Efficiency gains without sacrificing performance
According to Ai2, the OLMo 3-Base 7B model is trained with 2.5 times the compute efficiency of Meta’s Llama-3.1-8B, measured by GPU hours per token. Despite the efficiency boost, OLMo 3 models are said to achieve performance that rivals much larger systems. OLMo 3 outperforms open competitors like Apertus-70B and SmolLM 3 on reasoning, comprehension, and long-context benchmarks.

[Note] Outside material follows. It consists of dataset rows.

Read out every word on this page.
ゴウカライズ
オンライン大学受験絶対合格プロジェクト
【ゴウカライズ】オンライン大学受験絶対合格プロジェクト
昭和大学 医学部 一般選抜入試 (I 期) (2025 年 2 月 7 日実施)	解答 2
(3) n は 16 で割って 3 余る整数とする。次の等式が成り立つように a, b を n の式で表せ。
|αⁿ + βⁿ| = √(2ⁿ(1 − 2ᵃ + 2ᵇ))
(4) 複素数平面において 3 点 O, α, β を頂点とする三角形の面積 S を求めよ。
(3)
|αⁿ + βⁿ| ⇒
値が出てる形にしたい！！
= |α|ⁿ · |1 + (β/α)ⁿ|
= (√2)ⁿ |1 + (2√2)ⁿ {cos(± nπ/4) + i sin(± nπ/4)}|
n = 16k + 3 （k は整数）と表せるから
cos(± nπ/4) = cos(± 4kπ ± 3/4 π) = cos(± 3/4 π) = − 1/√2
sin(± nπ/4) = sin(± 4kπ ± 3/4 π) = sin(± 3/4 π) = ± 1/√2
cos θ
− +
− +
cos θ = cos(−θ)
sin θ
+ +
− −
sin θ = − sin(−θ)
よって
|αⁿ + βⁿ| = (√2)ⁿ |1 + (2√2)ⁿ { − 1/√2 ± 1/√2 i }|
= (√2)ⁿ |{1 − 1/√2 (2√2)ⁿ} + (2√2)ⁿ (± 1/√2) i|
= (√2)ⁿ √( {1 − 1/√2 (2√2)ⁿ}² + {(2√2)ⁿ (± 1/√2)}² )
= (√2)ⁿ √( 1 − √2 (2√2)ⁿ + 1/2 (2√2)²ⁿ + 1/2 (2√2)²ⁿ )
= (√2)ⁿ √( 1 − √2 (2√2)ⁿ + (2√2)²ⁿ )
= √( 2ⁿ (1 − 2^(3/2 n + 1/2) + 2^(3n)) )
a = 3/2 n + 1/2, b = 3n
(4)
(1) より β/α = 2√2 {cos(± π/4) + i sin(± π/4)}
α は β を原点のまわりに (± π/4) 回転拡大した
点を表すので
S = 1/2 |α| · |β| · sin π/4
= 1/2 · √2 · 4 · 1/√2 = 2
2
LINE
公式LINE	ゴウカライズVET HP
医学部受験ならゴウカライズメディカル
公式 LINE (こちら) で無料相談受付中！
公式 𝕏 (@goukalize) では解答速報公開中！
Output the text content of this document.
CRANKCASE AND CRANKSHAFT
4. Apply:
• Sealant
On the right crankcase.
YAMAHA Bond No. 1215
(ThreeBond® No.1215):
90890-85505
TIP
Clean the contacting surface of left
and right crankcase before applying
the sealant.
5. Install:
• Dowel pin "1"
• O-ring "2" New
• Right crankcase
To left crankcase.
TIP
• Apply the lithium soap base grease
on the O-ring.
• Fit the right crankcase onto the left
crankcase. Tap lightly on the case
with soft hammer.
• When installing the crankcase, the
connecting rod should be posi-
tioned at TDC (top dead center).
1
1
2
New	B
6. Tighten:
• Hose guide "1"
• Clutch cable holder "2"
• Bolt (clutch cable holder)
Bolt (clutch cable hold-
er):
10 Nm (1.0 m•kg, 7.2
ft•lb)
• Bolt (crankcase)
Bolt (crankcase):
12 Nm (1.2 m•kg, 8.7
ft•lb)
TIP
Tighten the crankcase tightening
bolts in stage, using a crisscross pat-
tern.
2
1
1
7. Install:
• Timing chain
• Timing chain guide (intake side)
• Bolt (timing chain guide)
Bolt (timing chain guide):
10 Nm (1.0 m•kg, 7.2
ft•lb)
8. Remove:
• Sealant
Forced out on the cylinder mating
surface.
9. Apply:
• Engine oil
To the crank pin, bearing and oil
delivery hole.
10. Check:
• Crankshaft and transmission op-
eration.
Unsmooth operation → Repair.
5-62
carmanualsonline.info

CEO Ali Farhadi explained that "high performance doesn't have to come at high cost" and that the system demonstrates how "responsible, sustainable AI can scale without compromise." Here’s how the Reasoning model stacks up on benchmarks:
| Skill | Benchmark | Olmo 3-Think (32B) | Qwen 3 32B | Qwen 3 VL 32B Thinking | Gemma 3 27B Instruct | DeepSeek R1 Distill 32B |
|---|---|---|---|---|---|---|
| Math | MATH | 96.1 ▲ | 95.4 | 96.7 | 87.4 | 92.6 |
| AIME 2024 | 76.8 | 80.8 | 86.3 | 28.9 | 70.3 | |
| AIME 2025 | 72.5 | 70.9 | 78.8 | 22.9 | 56.3 | |
| OMEGA | 50.8 ▲ | 47.7 | 50.8 | 24.0 | 38.9 | |
| Reasoning | BigBenchHard | 89.8 ▲ | 90.6 | 91.1 | 82.4 | 89.7 |
| ZebraLogic | 76.0 | 88.3 | 96.1 | 24.8 | 69.4 | |
| AGI Eval English | 88.2 | 90.0 | 92.2 | 76.9 | 88.1 | |
| Coding | HumanEvalPlus | 91.4 ▲ | 91.2 | 90.6 | 79.2 | 92.3 |
| MBPP+ | 68.0 | 70.6 | 66.2 | 65.7 | 70.1 | |
| LiveCodeBench v3 | 83.5 | 90.2 | 84.8 | 39.0 | 79.5 | |
| IF | IFEval | 89.0 ★ | 86.5 | 85.5 | 85.4 | 78.7 |
| IFBench | 47.6 | 37.3 | 55.1 | 31.3 | 23.8 | |
| Knowledge & QA | MMLU | 85.4 | 88.8 | 90.1 | 74.6 | 88.0 |
| PopQA | 31.9 ▲ | 30.7 | 32.2 | 30.2 | 26.7 | |
| GPQA | 58.1 | 67.3 | 67.4 | 45.0 | 61.8 | |
| Chat | AlpacaEval 2 LC | 74.2 | 75.6 | 80.9 | 65.5 | 26.2 |
| Safety | Safety | 68.8 | 69.0 | 82.7 | 68.6 | 63.6 |
(★ indicates Olmo won the category; ▲ indicates Olmo is within 2.0 points of the top score. Additional comparisons are available in the full report.)
Bringing transparency to reasoning models
OLMo 3-Think is the first fully open model to generate explicit, step-by-step reasoning chains. Until now, this kind of visible logic was limited to closed systems like OpenAI’s o1 series. With OLMo 3, users can see exactly how the model reaches its conclusions and follow the entire process from data to output. The new models are available for testing in the Ai2 Playground.
Most so-called open-source models only release their weights, keeping their datasets and training process private. These are really "open weights" models, offering only partial transparency. The best open-weight reasoning models, like Kimi K2 Thinking from Moonshot AI, have mostly come from China. OLMo 3 goes further by opening up the full pipeline.
Open tools for custom training and evaluation
OLMo 3 is trained on the Dolma 3 dataset, which contains six trillion tokens from web content, scientific papers, and code. Ai2 also released the Dolci Suite for fine-tuning reasoning skills and OLMES for reproducible model evaluation.
All models are released under the Apache 2.0 license and are available on Hugging Face and in the Ai2 Playground. Teams can fine-tune these models for new domains, experiment with different training goals, or build on the published checkpoints.
Earlier this year, Ai2’s OLMo 2 32B matched the performance of commercial models like GPT-4o mini while using only about a third of the compute resources. OLMo 3 continues this work, focusing on further improvements in openness, efficiency, and transparency.